Par un mémoire enregistré le 28 septembre 2022, la société anonyme Camping de la Yole, représentée par la SELARL ACTAH, déclare se désister de l'instance.
Par un mémoire enregistré le 28 septembre 2022, la société Camping de la plage et du bord de mer, représentée par la SELARL ACTAH, persiste dans ses écritures.
Par une ordonnance en date du 25 août 2022, la clôture de l'instruction a été fixée au 28 septembre 2022.
Un mémoire en défense présenté pour la commune de Vendres, représentée par la SELARL Gil-Cros, a été enregistré le 5 octobre 2022.
Un mémoire en défense présenté pour la communauté de communes La Domitienne, représentée par la SELARL Gil-Cros, a été enregistré le 5 octobre 2022.
Vu les autres pièces du dossier.
Vu :
- le code de l'environnement ;
- le code général de la propriété des personnes publiques ;
- la loi du 16 septembre 1807 relative au dessèchement des marais ;
- la loi du 28 novembre 1963 relative au domaine public maritime ;
- le code de justice administrative.
Les parties ont été régulièrement averties du jour de l'audience.
Ont été entendus au cours de l'audience publique :
- le rapport de M. Jazeron, premier conseiller,
- les conclusions de Mme Meunier-Garner, rapporteure publique,
- les observations de Me Gil, représentant la commune de Vendres et la communauté de communes La Domitienne, et de Me Guerrier substituant Me Greffier, représentant la commune de Valras-Plage.
Considérant ce qui suit :
1. La société Camping de la plage et du bord de mer, la société Camping de la Yole, la société d'exploitation du Camping Marina et la société nouvelle Lou Village exploitent des installations de camping sur le territoire de la commune de Vendres (Hérault), plus précisément à proximité de la plage de Vendres-est.

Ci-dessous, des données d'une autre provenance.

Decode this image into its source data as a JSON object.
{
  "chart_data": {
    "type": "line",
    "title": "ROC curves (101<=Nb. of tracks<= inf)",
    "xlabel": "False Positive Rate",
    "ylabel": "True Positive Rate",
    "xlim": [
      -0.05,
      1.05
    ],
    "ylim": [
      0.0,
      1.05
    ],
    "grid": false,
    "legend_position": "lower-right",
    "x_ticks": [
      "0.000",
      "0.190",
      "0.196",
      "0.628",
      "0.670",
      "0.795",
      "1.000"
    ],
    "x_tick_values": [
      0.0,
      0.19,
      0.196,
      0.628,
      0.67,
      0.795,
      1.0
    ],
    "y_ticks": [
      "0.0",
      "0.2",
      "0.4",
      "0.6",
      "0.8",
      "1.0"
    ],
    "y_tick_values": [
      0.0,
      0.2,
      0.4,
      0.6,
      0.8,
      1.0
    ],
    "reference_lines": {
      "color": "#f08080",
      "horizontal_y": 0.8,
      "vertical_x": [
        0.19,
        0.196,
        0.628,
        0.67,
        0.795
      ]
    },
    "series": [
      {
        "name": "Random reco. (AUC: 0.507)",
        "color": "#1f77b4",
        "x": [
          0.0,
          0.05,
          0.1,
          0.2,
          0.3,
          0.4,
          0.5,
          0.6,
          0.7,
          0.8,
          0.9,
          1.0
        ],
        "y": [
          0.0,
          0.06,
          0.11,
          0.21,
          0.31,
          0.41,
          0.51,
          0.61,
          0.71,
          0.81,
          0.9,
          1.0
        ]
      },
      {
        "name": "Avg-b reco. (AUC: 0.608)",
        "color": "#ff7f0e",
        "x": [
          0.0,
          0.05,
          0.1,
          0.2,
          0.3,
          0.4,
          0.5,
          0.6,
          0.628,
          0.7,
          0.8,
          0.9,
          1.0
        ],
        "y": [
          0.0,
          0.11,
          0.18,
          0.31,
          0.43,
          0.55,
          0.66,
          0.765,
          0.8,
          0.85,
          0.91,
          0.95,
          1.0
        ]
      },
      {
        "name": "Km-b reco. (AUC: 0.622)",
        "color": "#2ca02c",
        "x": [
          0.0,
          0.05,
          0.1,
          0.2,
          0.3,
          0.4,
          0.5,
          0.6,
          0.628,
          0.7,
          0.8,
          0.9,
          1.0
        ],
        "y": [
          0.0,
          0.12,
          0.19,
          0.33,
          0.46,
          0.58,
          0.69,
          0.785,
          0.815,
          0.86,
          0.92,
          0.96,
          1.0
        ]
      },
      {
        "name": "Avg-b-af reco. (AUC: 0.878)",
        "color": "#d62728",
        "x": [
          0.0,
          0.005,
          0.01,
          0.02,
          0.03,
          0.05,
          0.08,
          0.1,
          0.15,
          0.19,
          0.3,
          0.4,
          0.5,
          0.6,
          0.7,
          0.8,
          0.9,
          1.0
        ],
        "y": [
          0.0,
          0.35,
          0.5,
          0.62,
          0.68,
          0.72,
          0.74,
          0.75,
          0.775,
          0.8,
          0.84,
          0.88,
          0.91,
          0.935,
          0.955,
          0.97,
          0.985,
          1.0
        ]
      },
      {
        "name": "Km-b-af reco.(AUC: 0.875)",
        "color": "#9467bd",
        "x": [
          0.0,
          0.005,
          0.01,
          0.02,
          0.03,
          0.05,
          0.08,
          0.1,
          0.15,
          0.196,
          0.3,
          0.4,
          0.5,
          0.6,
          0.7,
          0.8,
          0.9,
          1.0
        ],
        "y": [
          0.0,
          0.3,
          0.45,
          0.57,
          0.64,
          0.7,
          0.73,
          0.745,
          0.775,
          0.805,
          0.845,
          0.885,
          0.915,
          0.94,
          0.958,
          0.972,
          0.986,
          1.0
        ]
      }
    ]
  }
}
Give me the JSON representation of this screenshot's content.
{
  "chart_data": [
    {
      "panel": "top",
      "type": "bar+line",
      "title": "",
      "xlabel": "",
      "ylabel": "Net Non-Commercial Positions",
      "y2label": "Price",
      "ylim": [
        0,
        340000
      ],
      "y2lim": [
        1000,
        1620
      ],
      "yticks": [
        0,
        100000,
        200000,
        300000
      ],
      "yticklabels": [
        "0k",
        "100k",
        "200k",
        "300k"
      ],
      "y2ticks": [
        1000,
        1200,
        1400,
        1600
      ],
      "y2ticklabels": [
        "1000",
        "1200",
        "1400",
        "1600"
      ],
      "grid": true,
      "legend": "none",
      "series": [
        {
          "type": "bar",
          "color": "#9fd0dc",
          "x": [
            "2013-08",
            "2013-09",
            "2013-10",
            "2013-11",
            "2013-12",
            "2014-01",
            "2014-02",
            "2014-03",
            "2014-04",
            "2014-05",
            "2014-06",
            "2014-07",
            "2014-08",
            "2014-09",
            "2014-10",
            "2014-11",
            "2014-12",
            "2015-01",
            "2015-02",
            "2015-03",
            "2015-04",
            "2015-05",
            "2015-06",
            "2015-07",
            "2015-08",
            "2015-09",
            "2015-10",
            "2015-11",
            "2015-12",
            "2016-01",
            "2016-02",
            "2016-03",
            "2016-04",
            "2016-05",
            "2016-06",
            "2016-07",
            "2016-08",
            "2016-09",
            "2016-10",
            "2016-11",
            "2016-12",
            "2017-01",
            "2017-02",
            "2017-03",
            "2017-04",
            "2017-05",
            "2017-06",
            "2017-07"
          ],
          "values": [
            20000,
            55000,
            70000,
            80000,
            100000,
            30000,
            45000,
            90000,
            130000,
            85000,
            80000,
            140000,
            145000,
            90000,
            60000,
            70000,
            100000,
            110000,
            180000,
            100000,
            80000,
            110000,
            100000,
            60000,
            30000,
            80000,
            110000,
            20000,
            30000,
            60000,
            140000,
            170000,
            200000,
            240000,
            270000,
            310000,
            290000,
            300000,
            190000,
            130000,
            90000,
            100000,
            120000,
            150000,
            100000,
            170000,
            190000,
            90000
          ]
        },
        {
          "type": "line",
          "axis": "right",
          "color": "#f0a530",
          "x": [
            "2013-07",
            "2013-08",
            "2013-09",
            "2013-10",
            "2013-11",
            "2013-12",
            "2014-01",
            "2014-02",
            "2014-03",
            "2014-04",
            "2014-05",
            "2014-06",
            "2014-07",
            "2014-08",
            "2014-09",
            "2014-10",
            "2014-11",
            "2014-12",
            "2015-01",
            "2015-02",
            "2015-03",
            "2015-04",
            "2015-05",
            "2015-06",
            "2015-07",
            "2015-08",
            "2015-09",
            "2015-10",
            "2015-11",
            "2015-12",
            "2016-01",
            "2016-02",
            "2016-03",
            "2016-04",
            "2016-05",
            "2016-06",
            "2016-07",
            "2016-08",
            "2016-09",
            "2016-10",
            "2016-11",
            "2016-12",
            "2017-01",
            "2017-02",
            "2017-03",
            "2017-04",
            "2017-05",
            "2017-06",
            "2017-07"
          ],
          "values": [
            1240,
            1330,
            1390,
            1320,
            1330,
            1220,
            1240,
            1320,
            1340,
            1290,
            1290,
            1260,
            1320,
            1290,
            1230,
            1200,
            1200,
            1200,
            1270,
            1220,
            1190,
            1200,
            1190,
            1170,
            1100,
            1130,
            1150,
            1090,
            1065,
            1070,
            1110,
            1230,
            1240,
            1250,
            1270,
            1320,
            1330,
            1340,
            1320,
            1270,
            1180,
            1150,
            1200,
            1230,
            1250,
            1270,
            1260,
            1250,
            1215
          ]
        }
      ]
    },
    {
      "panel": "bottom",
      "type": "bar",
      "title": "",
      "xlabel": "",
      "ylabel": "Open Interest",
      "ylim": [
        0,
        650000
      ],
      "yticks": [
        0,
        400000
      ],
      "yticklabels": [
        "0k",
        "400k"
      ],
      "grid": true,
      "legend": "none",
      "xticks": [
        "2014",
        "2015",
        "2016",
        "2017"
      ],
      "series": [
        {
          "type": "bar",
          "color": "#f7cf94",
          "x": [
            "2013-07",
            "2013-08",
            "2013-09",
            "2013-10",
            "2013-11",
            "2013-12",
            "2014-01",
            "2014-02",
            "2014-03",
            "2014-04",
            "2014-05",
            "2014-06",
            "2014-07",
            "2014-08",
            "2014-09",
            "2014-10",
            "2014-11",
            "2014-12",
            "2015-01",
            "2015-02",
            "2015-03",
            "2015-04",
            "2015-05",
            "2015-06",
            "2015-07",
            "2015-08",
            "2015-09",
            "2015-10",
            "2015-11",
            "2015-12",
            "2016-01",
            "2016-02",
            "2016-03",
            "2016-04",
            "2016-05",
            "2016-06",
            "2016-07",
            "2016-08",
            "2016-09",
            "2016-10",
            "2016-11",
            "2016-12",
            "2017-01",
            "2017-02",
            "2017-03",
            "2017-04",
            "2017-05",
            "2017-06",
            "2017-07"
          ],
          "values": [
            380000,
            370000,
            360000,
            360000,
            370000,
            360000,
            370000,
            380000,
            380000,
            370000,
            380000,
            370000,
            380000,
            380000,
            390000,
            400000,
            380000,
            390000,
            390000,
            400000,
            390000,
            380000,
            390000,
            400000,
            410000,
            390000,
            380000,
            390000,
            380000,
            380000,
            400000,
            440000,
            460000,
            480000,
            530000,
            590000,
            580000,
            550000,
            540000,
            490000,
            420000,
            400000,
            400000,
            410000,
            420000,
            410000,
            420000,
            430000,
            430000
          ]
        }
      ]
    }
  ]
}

Le 23 novembre 2018, lesdites sociétés ont adressé au Premier ministre, au maire de Vendres, au maire de la commune voisine de Valras-Plage et au président de la communauté de communes La Domitienne des courriers leur demandant de " faire le nécessaire pour mettre un terme à l'érosion affectant la partie ouest de la plage et du cordon dunaire de la commune de Vendres par la réalisation de travaux de protection et par la mise en place d'un entretien annuel de la plage ". En l'absence de réponse expresse de ces autorités, les quatre sociétés ont saisi le tribunal administratif de Montpellier pour obtenir l'annulation des décisions implicites de rejet nées du silence gardé sur leurs demandes du 23 novembre 2018. Par la présente requête, la société Camping de la plage et du bord de mer et la société Camping de la Yole ont relevé appel du jugement du 1er décembre 2020 par lequel cette juridiction a rejeté leur demande.
Sur le désistement de la société Camping de la Yole :
2. Par un mémoire enregistré le 28 septembre 2022, la société Camping de la Yole déclare se désister purement et simplement de sa requête d'appel. Ce désistement étant pur et simple, rien ne s'oppose à ce qu'il en soit donné acte.
Sur le bien-fondé du jugement attaqué :
3. En premier lieu, aux termes de l'article 33 de la loi du 16 septembre 1807 susvisée : " Lorsqu'il s'agira de construire des digues à la mer, ou contre les fleuves, rivières ou torrents navigables ou non navigables, la nécessité en sera constatée par le Gouvernement et la dépense supportée par les propriétés protégées, dans la proportion de leur intérêt aux travaux ; sauf le cas où le Gouvernement croirait utile et juste d'accorder des secours sur les fonds publics. ".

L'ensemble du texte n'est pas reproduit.